O cinismo do realismo vem da suposição de que a guerra é inevitável e é um elemento constante na nossa
natureza, enquanto que as ideias e ideologias são irrelevantes. Podemos sentirmo-nos insultados por esta
visão e mesmo que seja Alexandre, O Grande chamar os seus soldados para lutar pela Grécia; ou Átila, o
Huno persuadir os seus soldados para saquearem as cidades da Roma Ocidental e Oriental – uma coisa
permanece constante – nós combatemos guerras. Portanto mesmo que haja um desenvolvimento no
pensamento humano, as verdadeiras intenções permanecem as mesmas ao longo dos anos, e as guerras
continuam como extensões da política. É difícil não apreciar o realismo e a sua consideração para com a
guerra, visto que a história o favorece.

Conclusão

Revendo os argumentos apresentados, a perspetiva pacifista é o argumento mais correto a defender e,


como tal, a guerra deve ser considerada imoral.

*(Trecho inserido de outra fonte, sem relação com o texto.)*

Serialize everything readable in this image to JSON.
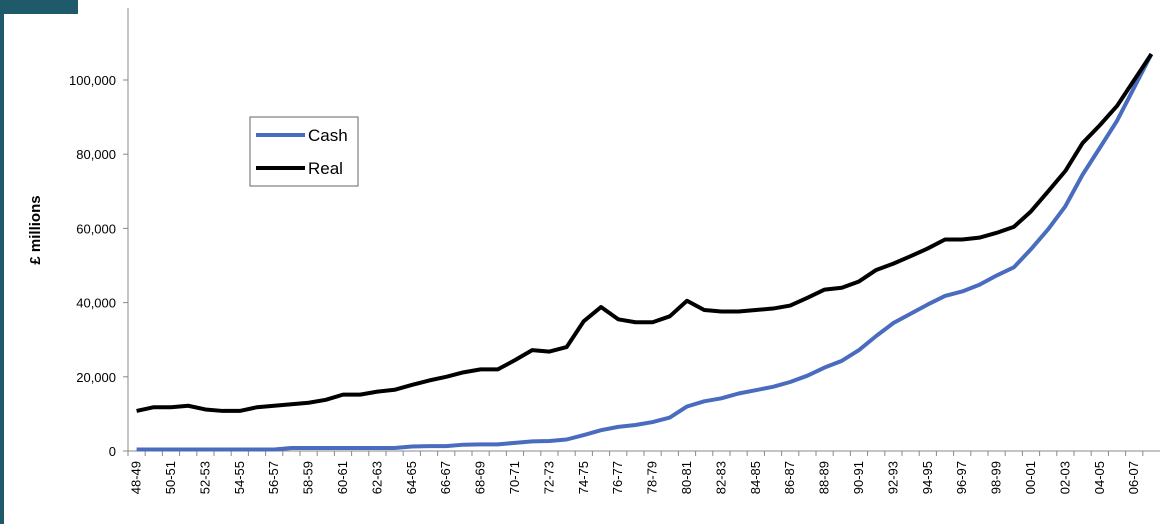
{
  "chart_data": {
    "type": "line",
    "y_label": "£ millions",
    "categories": [
      "48-49",
      null,
      "50-51",
      null,
      "52-53",
      null,
      "54-55",
      null,
      "56-57",
      null,
      "58-59",
      null,
      "60-61",
      null,
      "62-63",
      null,
      "64-65",
      null,
      "66-67",
      null,
      "68-69",
      null,
      "70-71",
      null,
      "72-73",
      null,
      "74-75",
      null,
      "76-77",
      null,
      "78-79",
      null,
      "80-81",
      null,
      "82-83",
      null,
      "84-85",
      null,
      "86-87",
      null,
      "88-89",
      null,
      "90-91",
      null,
      "92-93",
      null,
      "94-95",
      null,
      "96-97",
      null,
      "98-99",
      null,
      "00-01",
      null,
      "02-03",
      null,
      "04-05",
      null,
      "06-07",
      null
    ],
    "series": [
      {
        "name": "Cash",
        "color": "#4a6cbf",
        "values": [
          400,
          400,
          400,
          400,
          400,
          400,
          400,
          400,
          400,
          800,
          800,
          800,
          800,
          800,
          800,
          800,
          1200,
          1300,
          1300,
          1700,
          1800,
          1800,
          2200,
          2600,
          2700,
          3100,
          4300,
          5600,
          6500,
          7000,
          7800,
          9000,
          12000,
          13400,
          14200,
          15500,
          16400,
          17300,
          18600,
          20300,
          22500,
          24300,
          27200,
          31000,
          34500,
          37000,
          39500,
          41800,
          43000,
          44800,
          47300,
          49500,
          54400,
          59800,
          66000,
          74500,
          81700,
          89000,
          98000,
          107000
        ]
      },
      {
        "name": "Real",
        "color": "#000000",
        "values": [
          10800,
          11800,
          11800,
          12200,
          11200,
          10800,
          10800,
          11800,
          12200,
          12600,
          13000,
          13800,
          15200,
          15200,
          16000,
          16500,
          17800,
          19000,
          20000,
          21200,
          22000,
          22000,
          24500,
          27200,
          26800,
          28000,
          35000,
          38800,
          35500,
          34700,
          34700,
          36300,
          40500,
          38000,
          37600,
          37600,
          38000,
          38400,
          39200,
          41300,
          43500,
          44000,
          45700,
          48800,
          50500,
          52500,
          54600,
          57000,
          57000,
          57500,
          58800,
          60400,
          64600,
          70000,
          75500,
          83000,
          87800,
          93000,
          100000,
          107000
        ]
      }
    ],
    "ylim": [
      0,
      120000
    ],
    "yticks": [
      0,
      {
        "value": 20000,
        "label": "20,000"
      },
      {
        "value": 40000,
        "label": "40,000"
      },
      {
        "value": 60000,
        "label": "60,000"
      },
      {
        "value": 80000,
        "label": "80,000"
      },
      {
        "value": 100000,
        "label": "100,000"
      }
    ]
  }
}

A ideia deste argumento consiste na defesa da não
recorrência a qualquer forma de violência ou guerra, independentemente das circunstâncias, e apela à
recorrência de meios não violentos como a mobilização de massas, mobilização de pressão, marchas e
protestos pacíficos, boicotes e greves para fazer a diferença. 
 Contudo, como o realismo, o pacifismo é uma posição difícil de sustentar. Embora não seja inaceitável
afirmar que o peso da justificação recai na pessoa que pretende ser legítimo fazer a guerra, a situação
muda no caso de certos usos da violência ao nível individual. Se sou vítima de um ataque injusto e
potencialmente letal, o peso da justificação não recai naqueles que acreditam que tenho o direito de usar a
violência para me defender, mas naqueles que o negam. Muitos pacifistas responderiam que o que
rejeitam é a guerra e não todos os usos da violência; por conseguinte, a autodefesa individual pode ter
justificação embora a guerra não a tenha. Contudo, é duvidoso que uma rejeição absoluta da guerra possa
ser coerentemente fundamentada em algo diferente de uma proibição absoluta de certos tipos de atos
necessariamente presentes na guerra (ex: violência e morte intencional). E qualquer proibição de certos
tipos de ação que rejeitam a guerra em todos os casos irá, quase de certeza, rejeitar o uso da violência na
autodefesa individual. De facto, a própria aceitação de atos individuais de autodefesa pode implicar a
aceitação em princípio de certos tipos de guerra, uma vez que certas guerras podem simplesmente
consistir, de um dos lados, no exercício coletivo de direitos individuais de autodefesa e não num conflito
armado como é normalmente generalizado.
Mesmo com contra-argumentos, o pacifismo é suportado por vários, incluindo Nelson Mandela, Madre
Teresa, Mahatma Gandhi e o Papa no mundo atual. Immanuel Kant é também conhecido como o apoiante
do pacifismo do tempo antigo e defende a paz perpétua (sendo esta, de acordo com Kant, possível com a
existência de empenho dos Estados), ideia ainda não concretizada no mundo de hoje.